MR. CROWLEY: They’re hearing and trying – there were some people in the city when the earthquake first happened. They reported structures down. They reported a lot of walls down. They did see a number of bodies in the street and on the sidewalk that had been hit by debris. So clearly, there’s going to be serious loss of life in this. But in terms of magnitude, our people in Haiti are literally in the dark. And now the people at the Embassy actually – they’ve got generators there, so our Embassy has to be able to function, but their ability to really see what’s happened outside, I’m sure they will be – they’re reaching out to their contacts through the course of the evening trying to get that kind of damage assessment so we begin to understand how to flow assistance to Haiti.

QUESTION: And the bodies in the street that were seen were seen by Embassy officials or reported to by Embassy officials?

MR. CROWLEY: No, (inaudible).

QUESTION: Okay. But no knowledge of any Embassy people themselves being victims?

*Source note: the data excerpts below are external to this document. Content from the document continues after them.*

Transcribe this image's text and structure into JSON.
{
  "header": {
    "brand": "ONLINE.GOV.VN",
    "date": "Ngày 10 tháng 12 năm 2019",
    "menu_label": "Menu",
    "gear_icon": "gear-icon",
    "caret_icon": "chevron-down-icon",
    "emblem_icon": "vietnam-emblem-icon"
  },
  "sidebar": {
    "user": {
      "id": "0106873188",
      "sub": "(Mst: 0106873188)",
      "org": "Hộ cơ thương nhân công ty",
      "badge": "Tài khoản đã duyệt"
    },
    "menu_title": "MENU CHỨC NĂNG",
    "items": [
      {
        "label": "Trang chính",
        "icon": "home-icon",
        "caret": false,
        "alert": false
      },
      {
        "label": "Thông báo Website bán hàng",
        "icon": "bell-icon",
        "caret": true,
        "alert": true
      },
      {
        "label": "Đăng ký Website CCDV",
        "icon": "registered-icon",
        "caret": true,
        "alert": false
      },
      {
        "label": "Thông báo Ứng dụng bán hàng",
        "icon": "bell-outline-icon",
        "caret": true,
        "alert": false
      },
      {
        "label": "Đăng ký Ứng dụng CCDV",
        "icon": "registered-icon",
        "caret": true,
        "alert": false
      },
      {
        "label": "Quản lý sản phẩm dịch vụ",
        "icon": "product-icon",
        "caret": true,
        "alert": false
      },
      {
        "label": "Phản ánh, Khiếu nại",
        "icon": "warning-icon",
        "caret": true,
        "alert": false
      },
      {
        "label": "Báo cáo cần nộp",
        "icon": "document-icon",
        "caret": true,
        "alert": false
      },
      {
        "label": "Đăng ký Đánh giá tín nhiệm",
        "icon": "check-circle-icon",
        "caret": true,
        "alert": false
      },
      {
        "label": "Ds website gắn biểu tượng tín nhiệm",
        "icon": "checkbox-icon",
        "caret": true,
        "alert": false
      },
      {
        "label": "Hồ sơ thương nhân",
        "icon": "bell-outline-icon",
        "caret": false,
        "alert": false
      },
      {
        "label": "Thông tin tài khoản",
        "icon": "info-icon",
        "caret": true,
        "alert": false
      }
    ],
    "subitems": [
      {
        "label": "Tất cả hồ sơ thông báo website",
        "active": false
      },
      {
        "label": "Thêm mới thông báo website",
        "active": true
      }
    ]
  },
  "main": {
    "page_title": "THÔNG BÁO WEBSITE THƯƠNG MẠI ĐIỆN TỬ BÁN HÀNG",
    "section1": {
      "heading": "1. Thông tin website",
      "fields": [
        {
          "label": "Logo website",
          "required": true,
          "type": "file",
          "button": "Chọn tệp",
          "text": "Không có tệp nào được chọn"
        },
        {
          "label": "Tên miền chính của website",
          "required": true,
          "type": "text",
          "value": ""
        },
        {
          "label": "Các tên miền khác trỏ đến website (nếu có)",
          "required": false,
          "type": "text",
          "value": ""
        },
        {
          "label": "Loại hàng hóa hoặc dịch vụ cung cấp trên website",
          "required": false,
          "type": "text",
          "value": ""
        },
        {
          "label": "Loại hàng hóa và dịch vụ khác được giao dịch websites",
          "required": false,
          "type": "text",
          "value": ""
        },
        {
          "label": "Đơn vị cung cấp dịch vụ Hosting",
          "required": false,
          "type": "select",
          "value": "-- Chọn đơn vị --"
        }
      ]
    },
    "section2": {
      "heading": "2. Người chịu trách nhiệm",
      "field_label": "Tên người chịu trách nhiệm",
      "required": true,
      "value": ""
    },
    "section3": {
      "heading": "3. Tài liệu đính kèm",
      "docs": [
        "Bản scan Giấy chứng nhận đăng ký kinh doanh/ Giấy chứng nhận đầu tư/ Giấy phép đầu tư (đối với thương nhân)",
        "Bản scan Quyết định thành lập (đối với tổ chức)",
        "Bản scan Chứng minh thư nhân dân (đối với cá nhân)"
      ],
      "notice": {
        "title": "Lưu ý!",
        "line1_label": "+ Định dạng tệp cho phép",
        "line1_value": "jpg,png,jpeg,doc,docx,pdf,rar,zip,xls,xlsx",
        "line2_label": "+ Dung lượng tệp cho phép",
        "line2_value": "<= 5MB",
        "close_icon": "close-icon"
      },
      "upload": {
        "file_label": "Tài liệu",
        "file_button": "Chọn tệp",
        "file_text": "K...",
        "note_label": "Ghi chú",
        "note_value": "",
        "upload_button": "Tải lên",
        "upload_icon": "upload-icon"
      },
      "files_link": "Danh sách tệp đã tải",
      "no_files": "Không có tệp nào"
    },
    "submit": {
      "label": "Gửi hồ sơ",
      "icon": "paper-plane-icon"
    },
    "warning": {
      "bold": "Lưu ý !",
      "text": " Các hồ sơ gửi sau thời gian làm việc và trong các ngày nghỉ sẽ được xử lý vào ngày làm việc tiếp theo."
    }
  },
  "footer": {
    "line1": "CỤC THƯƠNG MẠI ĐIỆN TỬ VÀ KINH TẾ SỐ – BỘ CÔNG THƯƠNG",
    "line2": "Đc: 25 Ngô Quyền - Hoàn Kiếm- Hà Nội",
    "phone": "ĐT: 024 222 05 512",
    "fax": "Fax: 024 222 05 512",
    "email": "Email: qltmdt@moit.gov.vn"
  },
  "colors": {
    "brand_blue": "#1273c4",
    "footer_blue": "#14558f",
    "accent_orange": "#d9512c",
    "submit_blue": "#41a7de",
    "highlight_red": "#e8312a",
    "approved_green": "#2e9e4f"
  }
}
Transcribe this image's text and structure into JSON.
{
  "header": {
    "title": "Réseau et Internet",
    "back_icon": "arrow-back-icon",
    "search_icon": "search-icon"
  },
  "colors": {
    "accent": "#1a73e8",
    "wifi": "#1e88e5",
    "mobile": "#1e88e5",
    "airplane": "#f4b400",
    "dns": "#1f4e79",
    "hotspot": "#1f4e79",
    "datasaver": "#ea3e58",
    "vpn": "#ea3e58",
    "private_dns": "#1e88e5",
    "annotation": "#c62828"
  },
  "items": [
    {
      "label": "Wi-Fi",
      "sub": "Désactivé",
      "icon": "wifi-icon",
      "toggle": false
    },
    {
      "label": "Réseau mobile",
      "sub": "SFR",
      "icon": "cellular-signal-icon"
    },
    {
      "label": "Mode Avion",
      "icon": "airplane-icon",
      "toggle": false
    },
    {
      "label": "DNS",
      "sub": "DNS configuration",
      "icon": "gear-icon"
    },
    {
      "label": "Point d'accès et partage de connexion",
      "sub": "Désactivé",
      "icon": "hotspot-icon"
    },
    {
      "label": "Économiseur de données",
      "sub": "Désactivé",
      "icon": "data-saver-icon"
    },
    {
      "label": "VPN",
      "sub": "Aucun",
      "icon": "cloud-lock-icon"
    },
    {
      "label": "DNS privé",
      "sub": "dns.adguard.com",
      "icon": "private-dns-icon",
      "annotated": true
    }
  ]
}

MR. CROWLEY: No. At this point, they’re reaching out through the Warden system. I mean, it’s going to take some time --

QUESTION: Well, but you’re saying, like, that you’re reaching out to the Americans through the Warden system. Have all Embassy personnel been accounted for?

MR. CROWLEY: No.

QUESTION: Okay. But that’s only because the landlines and communications --

MR. CROWLEY: Yeah. In other posts in the region or in the DR, their initial assessment is all their people are safe. But in Haiti, they have no way of knowing yet, but they’ve begun the process to try to figure out – because at the time of day that the earthquake hit, some people were still at the Embassy. We did have a housing complex across the street. That housing complex is fairly newly built and seemed to come through it okay. What they reported was with the shaking there, things came off the wall, but the structure in and around the Embassy is sound. But some people were well on their way home or in fact had gotten home, and so we can’t say at this point what the status of all our people are.

QUESTION: All right, thank you.

MR. DUGUID: The Warden system (inaudible) for lack of communications, but that slows down the process greatly. And it all depends as well on the number of Americans who have registered with the Embassy on how widespread the communications network is.

QUESTION: Okay. And the Warden system deals only – it just deals with citizens and with staff?

MR. CROWLEY: Yeah. I mean, anyone who’s registered with us, we will try to determine their situation and their whereabouts.